Major infrastructure deal could shift regional dynamics
Large‑scale investment is also underway: this summer, Liberia signed a rail agreement with Ivanhoe Atlantic to rehabilitate and operate the country’s 243‑kilometre heavy rail line from the Nimba mountains to the port of Buchanan. The corridor is intended to serve as the first open export rail route for iron ore from both Liberia and neighbouring Guinea. Up to 30 million tonnes of iron ore exports per annum are forecast under the agreement.
The deal represents a break from ArcelorMittal’s prior exclusive rail access under a mineral development agreement. The transition to a multi‑user model is backed by the United States and aims to position Liberia as a regional sea‑transport gateway for West Africa. Under the transitional agreement, ArcelorMittal’s state contract runs until 2030, during which infrastructure upgrades and a fee structure for new users will be implemented.

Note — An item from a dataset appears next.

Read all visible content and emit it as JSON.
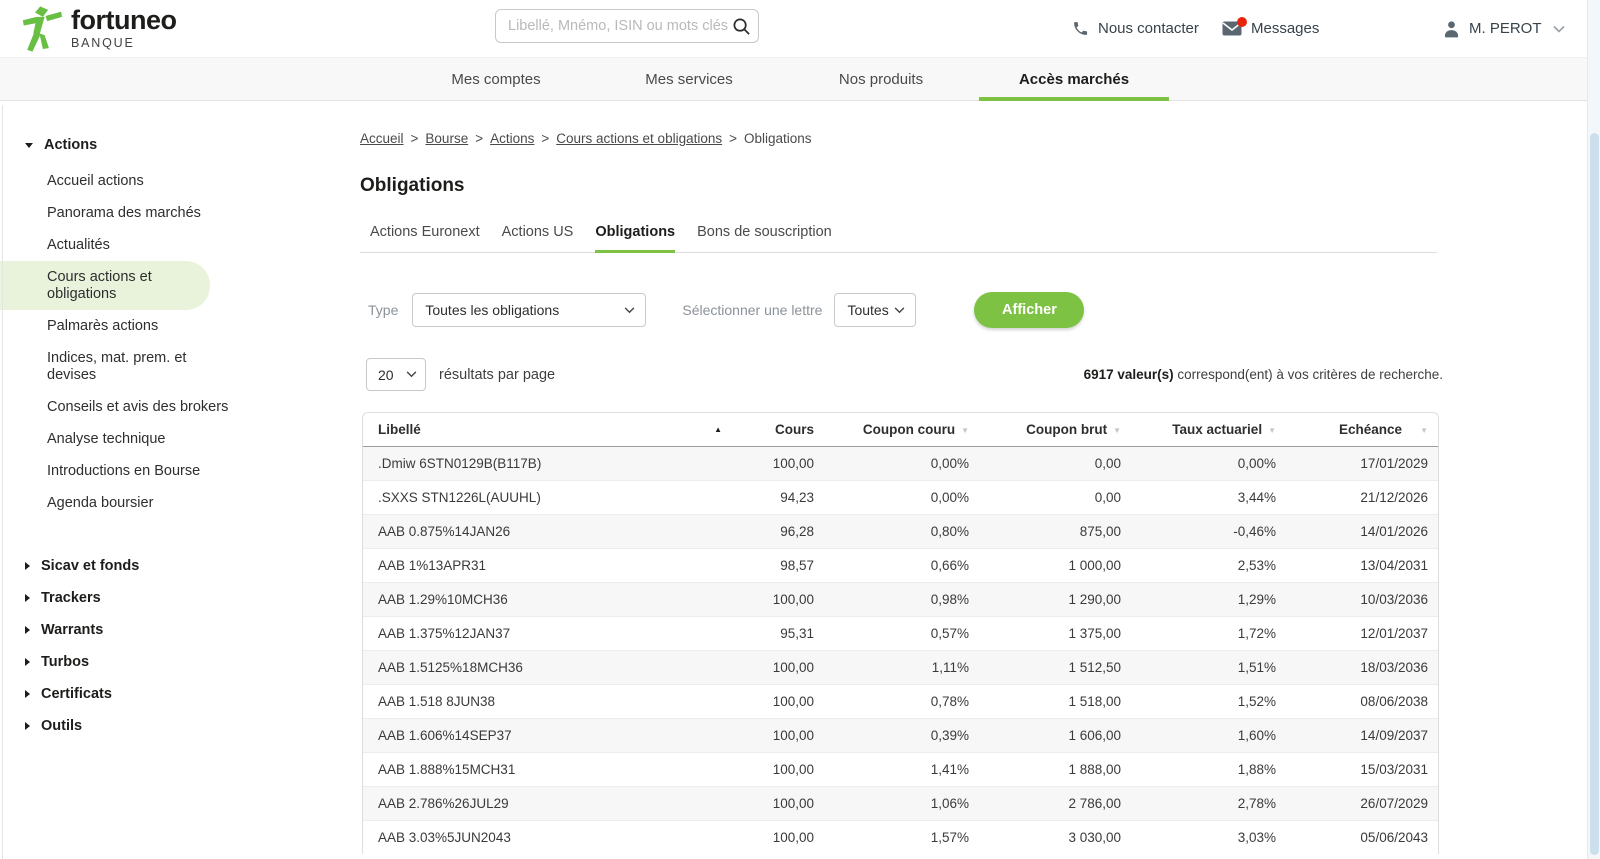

Risks lie ahead despite investor cheer
While the flurry of activity suggests investor interest in Liberian resources is intensifying, significant risks remain. The timing and cost of infrastructure upgrades, the ability to scale export volumes and commodity‑price volatility all weigh on project feasibility. Exploration juniors must raise further capital, while larger miners face regulatory and logistical hurdles. The broader context of global mining – including increasing scrutiny of environmental and social impacts – also adds uncertainty.
For Liberia, establishing reliable export routes and delivering on infrastructure commitments will be essential. Without those, projects may struggle to achieve intended production volumes or financial returns. The focus on large‑scale mining expansion diverges from smaller‑scale artisanal approaches, raising questions about long‑term community impact and ecological oversight.